Adults who are overweight or obese are more likely to be diagnosed with type 2 diabetes (diabetes that is most often diagnosed in adulthood). In fact, approximately 80% to 90% of people with type 2 diabetes are overweight or obese. This is partly because excess body fat can cause insulin resistance, a situation where the body makes insulin but the tissues cannot use it properly to help take in blood sugar.

With this in mind, it shouldn't come as a surprise that weight loss makes it easier for a person with diabetes to control their blood sugars. The motivation for a person with type 2 diabetes to manage their weight becomes even greater with the knowledge that the risk of death from heart disease and some forms of cancer increases with excess body fat.

To find out if you are overweight or obese, you need to know your body mass index (BMI), a measurement that calculates your weight in proportion to your height.
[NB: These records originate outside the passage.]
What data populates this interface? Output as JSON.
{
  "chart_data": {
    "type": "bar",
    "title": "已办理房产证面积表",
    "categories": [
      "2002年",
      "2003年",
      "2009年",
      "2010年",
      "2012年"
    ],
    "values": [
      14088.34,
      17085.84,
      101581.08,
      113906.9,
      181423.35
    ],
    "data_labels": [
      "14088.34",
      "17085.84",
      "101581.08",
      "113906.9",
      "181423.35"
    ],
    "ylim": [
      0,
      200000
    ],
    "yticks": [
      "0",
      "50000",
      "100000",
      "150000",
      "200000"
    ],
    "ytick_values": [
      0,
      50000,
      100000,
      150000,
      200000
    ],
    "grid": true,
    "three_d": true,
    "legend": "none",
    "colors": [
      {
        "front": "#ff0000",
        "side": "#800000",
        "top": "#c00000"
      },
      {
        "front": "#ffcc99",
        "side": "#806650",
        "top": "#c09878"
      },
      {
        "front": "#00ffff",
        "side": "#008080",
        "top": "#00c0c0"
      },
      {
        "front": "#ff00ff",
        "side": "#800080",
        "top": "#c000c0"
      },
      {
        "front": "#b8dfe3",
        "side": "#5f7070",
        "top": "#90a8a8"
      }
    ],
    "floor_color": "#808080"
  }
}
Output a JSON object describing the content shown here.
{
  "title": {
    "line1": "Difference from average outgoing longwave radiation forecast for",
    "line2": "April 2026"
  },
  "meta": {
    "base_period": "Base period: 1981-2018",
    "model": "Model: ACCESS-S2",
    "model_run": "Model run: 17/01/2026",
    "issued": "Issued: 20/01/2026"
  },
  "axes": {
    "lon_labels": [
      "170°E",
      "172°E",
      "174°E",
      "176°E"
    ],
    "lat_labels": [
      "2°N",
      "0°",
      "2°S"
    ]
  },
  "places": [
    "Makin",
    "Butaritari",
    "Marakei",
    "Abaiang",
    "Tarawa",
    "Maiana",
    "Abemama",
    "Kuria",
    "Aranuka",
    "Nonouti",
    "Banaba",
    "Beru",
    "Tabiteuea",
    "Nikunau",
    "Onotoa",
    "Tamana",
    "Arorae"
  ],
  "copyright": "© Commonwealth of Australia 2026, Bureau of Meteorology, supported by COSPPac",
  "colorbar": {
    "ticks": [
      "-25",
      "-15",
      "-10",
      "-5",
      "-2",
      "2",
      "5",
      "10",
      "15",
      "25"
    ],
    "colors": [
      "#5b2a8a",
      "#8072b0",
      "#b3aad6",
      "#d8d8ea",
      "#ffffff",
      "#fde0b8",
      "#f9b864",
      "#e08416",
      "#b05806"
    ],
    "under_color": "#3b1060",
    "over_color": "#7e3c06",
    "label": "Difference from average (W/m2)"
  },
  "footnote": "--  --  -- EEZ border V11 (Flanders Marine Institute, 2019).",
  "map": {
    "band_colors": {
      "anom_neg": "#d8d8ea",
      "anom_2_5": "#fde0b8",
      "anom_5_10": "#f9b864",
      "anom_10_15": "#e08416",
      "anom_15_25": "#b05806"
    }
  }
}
Your health care provider can help you determine your BMI, or you can find a BMI calculator on the internet.

In Canada, the BMI number refers to your weight in kilograms divided by the square of your height in metres (i.e., kg/m2). You are in the healthy weight range if your BMI is less than 25 kg/m2 and above 18.5 kg/m2. If your BMI is between 25 kg/m2 and 29.9 kg/m2, then you are overweight. If your BMI is above 30 kg/m2 then you are in the obese range.

A registered dietitian is the diabetes care team member best qualified to help you determine a plan for losing weight while maintaining a healthy and nutritious diet. A weight management plan should include elements of a healthy diet and increased physical activity. Achieving a healthy weight through an active lifestyle decreases the risk of illness as well as promotes a general feeling of well-being.

When it comes to losing weight, slow and steady wins the race! A diet and physical activity plan that you will stick with, and that promotes weight loss of at most 0.5 kg to 1 kg (1 to 2 pounds) per week, is ideal.

Some diabetes medications, including insulin, can cause weight gain. Many individuals lose weight unintentionally when their blood sugars are very high over an extended period of time. Some of this weight may be put back on as blood sugars become better controlled. If you are starting a new medication for the treatment of diabetes, be sure to speak with your physician or pharmacist about this.